SOLIDARITE AVEC LE PEUPLE GABONAIS EN REVOLTE CONTRE LES FANTOCHES du NEOCOLONIALISME! NI FRANÇAFRIQUE, NI FRANCEUROPE, la défense de la nation française passe à la fois par la sortie de la France de l’UE et par le DÉMONTAGE TOTAL de la FRANÇAFRIQUE!

Après plusieurs décennies de domination brutale sur le Gabon du fantoche milliardaire Bongo et de son clan corrompu, le peuple gabonais, en particulier la classe ouvrière, espérait un changement profond et, au minimum, le respect du processus électoral prétendument démocratique.

Manifestement le déroulement caricatural des récentes « élections », à l’issue desquelles le fils du potentat décédé s’est auto-proclamé président avec le soutien de l’Etat gabonais et de ses protecteurs élyséens, n’a pas convaincu les masses populaires gabonaises. La situation insurrectionnelle à Port-Gentil, le principal port gabonais, montre que les ouvriers et paysans s’en sont pris aux symboles de l’exploitation capitaliste et du néocolonialisme de la « Françafrique ». Le siège du consulat de France et celui de « Total », la transnationale qui pompe les richesses pétrolières de l’Afrique tout en pillant les automobilistes français, ont été attaqués par la jeunesse des quartiers populaires, ainsi que certains représentants de la bourgeoisie locale, même s’il est fort regrettable que de petits commerçants africains non-gabonais et des travailleurs venus de France aient subi des déprédations de la part de certains des éléments incontrôlés.

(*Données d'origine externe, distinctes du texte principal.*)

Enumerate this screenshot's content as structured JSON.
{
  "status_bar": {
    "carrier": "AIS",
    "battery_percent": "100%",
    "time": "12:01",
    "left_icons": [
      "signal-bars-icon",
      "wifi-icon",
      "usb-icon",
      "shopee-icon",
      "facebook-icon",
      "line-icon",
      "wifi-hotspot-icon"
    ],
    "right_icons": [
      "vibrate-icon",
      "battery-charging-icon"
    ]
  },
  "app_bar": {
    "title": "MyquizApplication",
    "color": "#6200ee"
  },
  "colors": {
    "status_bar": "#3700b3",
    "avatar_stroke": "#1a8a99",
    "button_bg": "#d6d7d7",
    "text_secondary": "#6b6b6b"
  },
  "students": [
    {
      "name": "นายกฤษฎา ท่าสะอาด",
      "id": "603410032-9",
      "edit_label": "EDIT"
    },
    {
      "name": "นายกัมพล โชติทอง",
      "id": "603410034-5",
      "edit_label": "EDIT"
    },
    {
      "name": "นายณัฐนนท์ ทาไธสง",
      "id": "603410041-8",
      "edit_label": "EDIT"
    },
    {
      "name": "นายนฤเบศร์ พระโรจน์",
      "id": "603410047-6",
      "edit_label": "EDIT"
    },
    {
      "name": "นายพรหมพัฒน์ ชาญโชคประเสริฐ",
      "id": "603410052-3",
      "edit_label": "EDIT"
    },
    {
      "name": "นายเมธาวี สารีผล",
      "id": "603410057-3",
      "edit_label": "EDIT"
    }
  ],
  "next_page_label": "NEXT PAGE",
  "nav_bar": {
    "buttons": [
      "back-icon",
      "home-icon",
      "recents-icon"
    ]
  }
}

Il n’en reste pas moins que l’élément principal de cette affaire est la révolte DE CLASSE et ANTI-IMPERIALISTE d’un peuple trop longtemps maintenu en minorité et pillé par la « Françafrique » et par ses relais locaux qui pillent depuis des décennies les richesses africaines. La situation gabonaise n’est pas sans rappeler la situation en Côte-d’Ivoire: dans tout l’ex « pré-carré » français d’Afrique, les peuples rejettent massivement la dictature néo-coloniale de la « Françafrique » et l’une des questions posées aux forces anti-impérialistes du monde est de savoir si les peuples insurgés seront réprimés par les régimes à la solde du néocolonialisme, s’ils tomberont aux mains de l’impérialisme américain qui cherche à faire main basse sur les matières premières africaines… ou s’ils finiront, avec l’aide des forces progressistes de France par chasser les néo-colonialistes français, américains, européens et autres pour établir un vrai pouvoir populaire et national.

Le PRCF, qui défend fermement la nation française menacée dans son existence même par le MEDEF, par l’UE et par les pouvoirs UMPS successifs au service du capitalisme, n’en condamner que plus fermement la « Françafrique » maintenue et renforcée par Sarkozy malgré toutes ses promesses. Les Africains n’ont rien à espérer de cet homme et de son pouvoir ultra-réactionnaire qui, il y a peu, prétendait encore faire enseigner dans les écoles françaises les « vertus » de la colonisation, qui traque sans pitié les travailleurs immigrés et qui veut priver l’Afrique de ses forces vives avec sa politique d’ « immigration choisie » !

De son côté, le peuple français a tout à redouter de ceux qui le dirigent de Paris et de Bruxelles et qui s’abritent derrière les drapeaux européen et tricolore pour araser les acquis sociaux, l’emploi industriel, les services publics, les conquêtes démocratiques de notre peuple et jusqu’à la langue française marginalisée en France même par le tout-anglais au nom de la « construction européenne » du capital.

Les travailleurs de France et du Gabon, les démocrates des deux pays doivent donc être solidaires pour rejeter à la fois le néocolonialisme français et la désintégration de la France au nom de l’intégration européenne ». Plus que jamais se vérifie le mot de Marx « un peuple qui en opprime un autre ne saurait être libre ». C’est à la fois l’intérêt du peuple gabonais et celui des travailleurs et des démocrates
véritables de France que de dire:

– soutien total aux forces populaires en lutte pour un Gabon démocratique en marche vers l’émancipation sociale et nationale

-retrait total des forces françaises néocoloniales d’Afrique (alors même que Sarkozy a démantelé tous les régiments français situés aux frontières du pays!).

-l’avenir n’est ni à la Franceurope ni à la Françafrique mais au co-développement et à la coopération entre peuples libres, égaux et fraternels.